Un representante de Greenpeace Rusia, Mijaíl Kreindlin, juzgó de su lado "incomprensibles" las afirmaciones sobre el descubrimiento de equipamientos sospechosos de tecnología "dual".
"Con un microscopio se pueden clavar clavos, por ejemplo", ironizó, precisando que ningún miembro de la tripulación había estado a bordo del barco desde el 24 de septiembre.
"En esas condiciones habrían podido encontrar incluso una bomba atómica", dijo.
El director ejecutivo de Greenpeace International, Kumi Naidoo, solicitó entrevistarse con el presidente ruso, Vladimir Putin, para defender a los 28 activistas de la ONG ecologista.
"Estimado presidente Putin (...) le pido un encuentro de urgencia", escribió Naidoo en una carta remitida el miércoles a la embajada de Rusia en La Haya, según un comunicado de Greenpeace.
Naidoo se mostró dispuesto a viajar a Rusia "lo más rápido posible" para convertirse en "garante del buen comportamiento de los activistas de Greenpeace, si son liberados bajo fianza". "Usted sabe que las acusaciones de piratería contra los activistas apuntan a un crimen que nunca cometieron", escribió Naidoo, quien instó a Putin, "como presidente de Rusia", "a retirar estos excesivos cargos de piratería (...) y a liberar inmediatamente a los dos fotógrafos freelance, que no son miembros de Greenpeace".
Interrogado por las agencias rusas, el portavoz del presidente Putin, Dimitri Peskov, indicó no tener conocimiento por ahora de esta carta. "No podemos decir nada sobre el contenido de la carta, aún no la hemos visto", dijo Pekov a la agencia rusa Interfax.

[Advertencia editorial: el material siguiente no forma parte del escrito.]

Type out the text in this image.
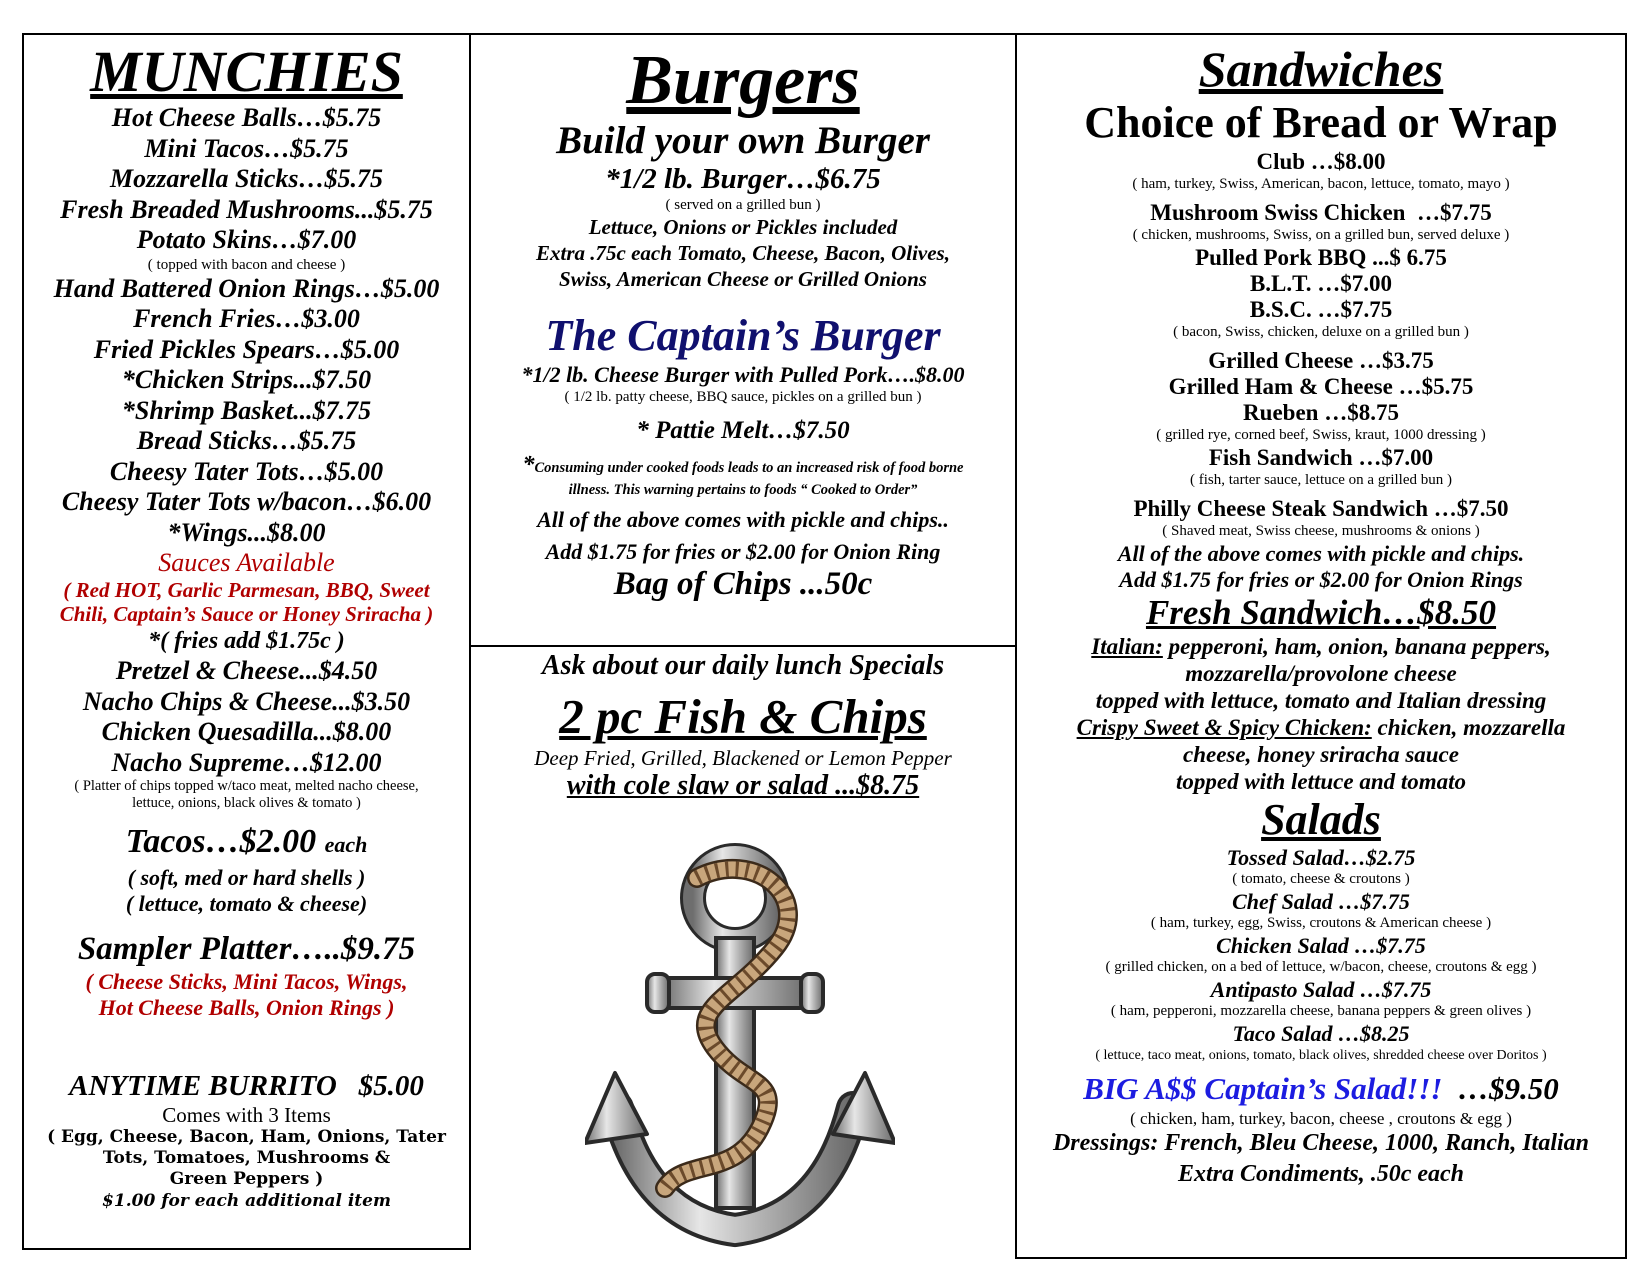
MUNCHIES
Hot Cheese Balls…$5.75
Mini Tacos…$5.75
Mozzarella Sticks…$5.75
Fresh Breaded Mushrooms...$5.75
Potato Skins…$7.00
( topped with bacon and cheese )
Hand Battered Onion Rings…$5.00
French Fries…$3.00
Fried Pickles Spears…$5.00
*Chicken Strips...$7.50
*Shrimp Basket...$7.75
Bread Sticks…$5.75
Cheesy Tater Tots…$5.00
Cheesy Tater Tots w/bacon…$6.00
*Wings...$8.00
Sauces Available
( Red HOT, Garlic Parmesan, BBQ, Sweet
Chili, Captain’s Sauce or Honey Sriracha )
*( fries add $1.75c )
Pretzel & Cheese...$4.50
Nacho Chips & Cheese...$3.50
Chicken Quesadilla...$8.00
Nacho Supreme…$12.00
( Platter of chips topped w/taco meat, melted nacho cheese,
lettuce, onions, black olives & tomato )
Tacos…$2.00 each
( soft, med or hard shells )
( lettuce, tomato & cheese)
Sampler Platter…..$9.75
( Cheese Sticks, Mini Tacos, Wings,
Hot Cheese Balls, Onion Rings )
ANYTIME BURRITO   $5.00
Comes with 3 Items
( Egg, Cheese, Bacon, Ham, Onions, Tater
Tots, Tomatoes, Mushrooms &
Green Peppers )
$1.00 for each additional item
Burgers
Build your own Burger
*1/2 lb. Burger…$6.75
( served on a grilled bun )
Lettuce, Onions or Pickles included
Extra .75c each Tomato, Cheese, Bacon, Olives,
Swiss, American Cheese or Grilled Onions
The Captain’s Burger
*1/2 lb. Cheese Burger with Pulled Pork….$8.00
( 1/2 lb. patty cheese, BBQ sauce, pickles on a grilled bun )
* Pattie Melt…$7.50
*Consuming under cooked foods leads to an increased risk of food borne
illness. This warning pertains to foods “ Cooked to Order”
All of the above comes with pickle and chips..
Add $1.75 for fries or $2.00 for Onion Ring
Bag of Chips ...50c
Ask about our daily lunch Specials
2 pc Fish & Chips
Deep Fried, Grilled, Blackened or Lemon Pepper
with cole slaw or salad ...$8.75
Sandwiches
Choice of Bread or Wrap
Club …$8.00
( ham, turkey, Swiss, American, bacon, lettuce, tomato, mayo )
Mushroom Swiss Chicken  …$7.75
( chicken, mushrooms, Swiss, on a grilled bun, served deluxe )
Pulled Pork BBQ ...$ 6.75
B.L.T. …$7.00
B.S.C. …$7.75
( bacon, Swiss, chicken, deluxe on a grilled bun )
Grilled Cheese …$3.75
Grilled Ham & Cheese …$5.75
Rueben …$8.75
( grilled rye, corned beef, Swiss, kraut, 1000 dressing )
Fish Sandwich …$7.00
( fish, tarter sauce, lettuce on a grilled bun )
Philly Cheese Steak Sandwich …$7.50
( Shaved meat, Swiss cheese, mushrooms & onions )
All of the above comes with pickle and chips.
Add $1.75 for fries or $2.00 for Onion Rings
Fresh Sandwich…$8.50
Italian: pepperoni, ham, onion, banana peppers,
mozzarella/provolone cheese
topped with lettuce, tomato and Italian dressing
Crispy Sweet & Spicy Chicken: chicken, mozzarella
cheese, honey sriracha sauce
topped with lettuce and tomato
Salads
Tossed Salad…$2.75
( tomato, cheese & croutons )
Chef Salad …$7.75
( ham, turkey, egg, Swiss, croutons & American cheese )
Chicken Salad …$7.75
( grilled chicken, on a bed of lettuce, w/bacon, cheese, croutons & egg )
Antipasto Salad …$7.75
( ham, pepperoni, mozzarella cheese, banana peppers & green olives )
Taco Salad …$8.25
( lettuce, taco meat, onions, tomato, black olives, shredded cheese over Doritos )
BIG A$$ Captain’s Salad!!!  …$9.50
( chicken, ham, turkey, bacon, cheese , croutons & egg )
Dressings: French, Bleu Cheese, 1000, Ranch, Italian
Extra Condiments, .50c each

Por su parte, el tribunal regional de Múrmansk rechazó el miércoles el recurso de un activista de Greenpeace, Roman Dolgov, sobre su liberación. Esta decisión se suma a los recursos de otros tres activistas examinados el martes por este tribunal, que en todos los casos acordó mantener la detención provisional hasta el 24 de noviembre.
El "Arctic Sunrise" tiene bandera holandesa. Holanda ha intentado un procedimiento jurídico contra Rusia, denunciando la captura ilegal del barco.